А в рабочих бараках она не была ни разу. Там, говорят, сырость, клопы, разврат, безначалие. Удивительное дело: на благоустройство бараков уходят ежегодно тысячи рублей, а положение рабочих, если верить анонимным письмам, с каждым годом становится все хуже и хуже...
"При отце было больше порядка, – думала Анна Акимовна, выезжая со двора, – потому что он сам был рабочий и знал, что нужно. Я же ничего не знаю и делаю одни глупости".

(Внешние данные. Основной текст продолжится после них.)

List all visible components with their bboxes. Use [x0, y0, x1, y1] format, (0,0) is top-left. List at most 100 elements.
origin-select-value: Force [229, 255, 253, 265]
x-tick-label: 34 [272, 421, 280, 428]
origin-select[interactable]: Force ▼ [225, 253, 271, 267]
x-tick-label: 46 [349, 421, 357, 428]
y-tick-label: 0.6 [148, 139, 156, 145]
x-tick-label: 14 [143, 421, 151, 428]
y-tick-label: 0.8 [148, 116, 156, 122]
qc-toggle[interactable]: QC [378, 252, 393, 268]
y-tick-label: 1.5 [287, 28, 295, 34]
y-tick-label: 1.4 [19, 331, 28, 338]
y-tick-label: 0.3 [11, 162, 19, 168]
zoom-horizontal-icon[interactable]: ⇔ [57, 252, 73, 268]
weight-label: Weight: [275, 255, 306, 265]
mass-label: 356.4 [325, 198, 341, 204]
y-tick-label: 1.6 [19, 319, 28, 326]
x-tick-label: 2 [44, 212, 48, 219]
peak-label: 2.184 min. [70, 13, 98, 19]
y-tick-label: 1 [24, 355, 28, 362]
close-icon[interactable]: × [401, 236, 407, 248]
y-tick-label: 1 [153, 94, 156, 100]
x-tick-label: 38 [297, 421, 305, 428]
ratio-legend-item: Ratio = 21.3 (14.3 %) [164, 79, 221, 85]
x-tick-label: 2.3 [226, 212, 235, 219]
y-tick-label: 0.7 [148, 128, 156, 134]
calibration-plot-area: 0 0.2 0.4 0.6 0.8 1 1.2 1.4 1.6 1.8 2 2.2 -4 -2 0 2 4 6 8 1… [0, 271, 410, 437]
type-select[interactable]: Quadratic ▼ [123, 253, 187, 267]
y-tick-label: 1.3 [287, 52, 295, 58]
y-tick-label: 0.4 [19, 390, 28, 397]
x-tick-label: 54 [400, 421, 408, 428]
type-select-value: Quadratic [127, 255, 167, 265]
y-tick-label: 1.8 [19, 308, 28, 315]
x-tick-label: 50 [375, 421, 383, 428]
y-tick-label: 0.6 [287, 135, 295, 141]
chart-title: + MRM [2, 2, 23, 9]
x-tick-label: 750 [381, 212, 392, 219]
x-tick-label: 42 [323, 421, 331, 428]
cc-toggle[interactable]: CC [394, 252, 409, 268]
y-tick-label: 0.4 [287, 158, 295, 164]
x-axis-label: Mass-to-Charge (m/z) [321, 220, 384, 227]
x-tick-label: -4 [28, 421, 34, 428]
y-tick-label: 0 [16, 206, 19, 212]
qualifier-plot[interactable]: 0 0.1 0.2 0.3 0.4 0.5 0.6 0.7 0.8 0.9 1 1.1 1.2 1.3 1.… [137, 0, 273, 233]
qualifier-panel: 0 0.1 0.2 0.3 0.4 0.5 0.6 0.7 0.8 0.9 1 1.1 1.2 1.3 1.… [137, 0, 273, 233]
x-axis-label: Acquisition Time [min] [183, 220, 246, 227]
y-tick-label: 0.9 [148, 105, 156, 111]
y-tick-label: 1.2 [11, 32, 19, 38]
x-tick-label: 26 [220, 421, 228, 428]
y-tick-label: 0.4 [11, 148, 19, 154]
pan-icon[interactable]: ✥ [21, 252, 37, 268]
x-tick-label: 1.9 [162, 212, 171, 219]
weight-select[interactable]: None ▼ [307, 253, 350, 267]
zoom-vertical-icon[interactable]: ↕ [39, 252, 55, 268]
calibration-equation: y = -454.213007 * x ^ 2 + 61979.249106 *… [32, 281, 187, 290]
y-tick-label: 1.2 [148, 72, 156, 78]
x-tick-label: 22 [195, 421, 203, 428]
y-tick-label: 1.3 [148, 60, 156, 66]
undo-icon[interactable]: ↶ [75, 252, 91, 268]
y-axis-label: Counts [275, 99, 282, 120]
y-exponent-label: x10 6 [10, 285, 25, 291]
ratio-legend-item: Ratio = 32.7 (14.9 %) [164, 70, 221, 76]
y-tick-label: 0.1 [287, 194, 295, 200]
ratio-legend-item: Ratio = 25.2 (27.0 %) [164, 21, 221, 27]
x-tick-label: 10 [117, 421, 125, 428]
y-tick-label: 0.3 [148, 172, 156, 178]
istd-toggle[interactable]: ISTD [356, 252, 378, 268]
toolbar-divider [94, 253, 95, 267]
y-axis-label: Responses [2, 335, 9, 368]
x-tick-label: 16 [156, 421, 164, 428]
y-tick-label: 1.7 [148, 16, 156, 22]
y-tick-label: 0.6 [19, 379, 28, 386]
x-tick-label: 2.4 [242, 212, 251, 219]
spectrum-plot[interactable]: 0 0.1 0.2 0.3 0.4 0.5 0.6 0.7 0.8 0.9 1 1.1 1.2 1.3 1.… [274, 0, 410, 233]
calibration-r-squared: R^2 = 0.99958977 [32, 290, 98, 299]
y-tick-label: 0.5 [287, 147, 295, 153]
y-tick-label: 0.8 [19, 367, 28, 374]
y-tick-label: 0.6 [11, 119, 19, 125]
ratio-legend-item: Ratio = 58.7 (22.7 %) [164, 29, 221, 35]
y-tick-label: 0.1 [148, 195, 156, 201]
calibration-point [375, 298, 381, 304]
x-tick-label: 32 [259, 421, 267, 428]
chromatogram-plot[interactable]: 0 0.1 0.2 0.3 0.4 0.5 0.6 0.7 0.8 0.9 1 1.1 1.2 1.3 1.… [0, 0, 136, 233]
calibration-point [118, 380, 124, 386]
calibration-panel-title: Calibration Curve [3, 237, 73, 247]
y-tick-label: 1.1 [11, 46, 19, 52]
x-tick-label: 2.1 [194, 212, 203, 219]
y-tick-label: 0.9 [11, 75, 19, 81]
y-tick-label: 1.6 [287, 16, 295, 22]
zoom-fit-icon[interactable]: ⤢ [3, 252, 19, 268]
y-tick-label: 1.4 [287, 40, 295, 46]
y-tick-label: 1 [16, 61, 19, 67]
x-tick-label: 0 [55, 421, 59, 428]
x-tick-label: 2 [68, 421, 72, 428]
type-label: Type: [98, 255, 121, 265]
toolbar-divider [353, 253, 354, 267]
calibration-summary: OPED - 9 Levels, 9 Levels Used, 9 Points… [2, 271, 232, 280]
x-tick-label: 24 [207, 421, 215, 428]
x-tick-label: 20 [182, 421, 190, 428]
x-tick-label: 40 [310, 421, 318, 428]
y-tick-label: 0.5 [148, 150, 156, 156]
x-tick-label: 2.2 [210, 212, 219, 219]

Ей опять стало скучно, и она была уже не рада, что поехала, и мысль о счастливце, на которого сваливаются с неба полторы тысячи, уже не казалась ей оригинальной и забавной. Ехать к какому-то Чаликову, когда дома постепенно разрушается и падает миллионное дело, и рабочие в бараках живут хуже арестантов, – это значит делать глупости и обманывать свою совесть. По шоссе и около него через поле, направляясь к городским огням, шли толпами рабочие из соседних фабрик -ситцевой и бумажной. В морозном воздухе раздавались смех и веселый говор. Анна Акимовна поглядела на женщин и малолетков, и ей вдруг захотелось простоты, грубости, тесноты. Она ясно представила себе то далекое время, когда ее звали Анюткой и когда она, маленькая, лежала под одним одеялом с матерью, а рядом, в другой комнате, стирала белье жилица-прачка, и из соседних квартир, сквозь тонкие стены, слышались смех, брань, детский плач, гармоника, жужжание токарных станков и швейных машин, а отец, Аким Иваныч, знавший почти все ремесла, не обращая никакого внимания на тесноту и шум, паял что-нибудь около печки или чертил или строгал. И ей захотелось стирать, гладить, бегать в лавку и кабак, как это она делала каждый день, когда жила с матерью. Ей бы рабочей быть, а не хозяйкой! Ее большой дом с люстрами и картинами, лакей Мишенька во фраке и с бархатными усиками, благолепная Варварушка и льстивая Агафьюшка, и эти молодые люди обоего пола, которые почти каждый день приходят к ней просить денег и перед которыми она почему-то всякий раз чувствует себя виноватой, и эти чиновники, доктора и дамы, благотворящие на ее счет, льстящие ей и презирающие ее втайне за низкое происхождение, -как все это уже прискучило и чуждо ей!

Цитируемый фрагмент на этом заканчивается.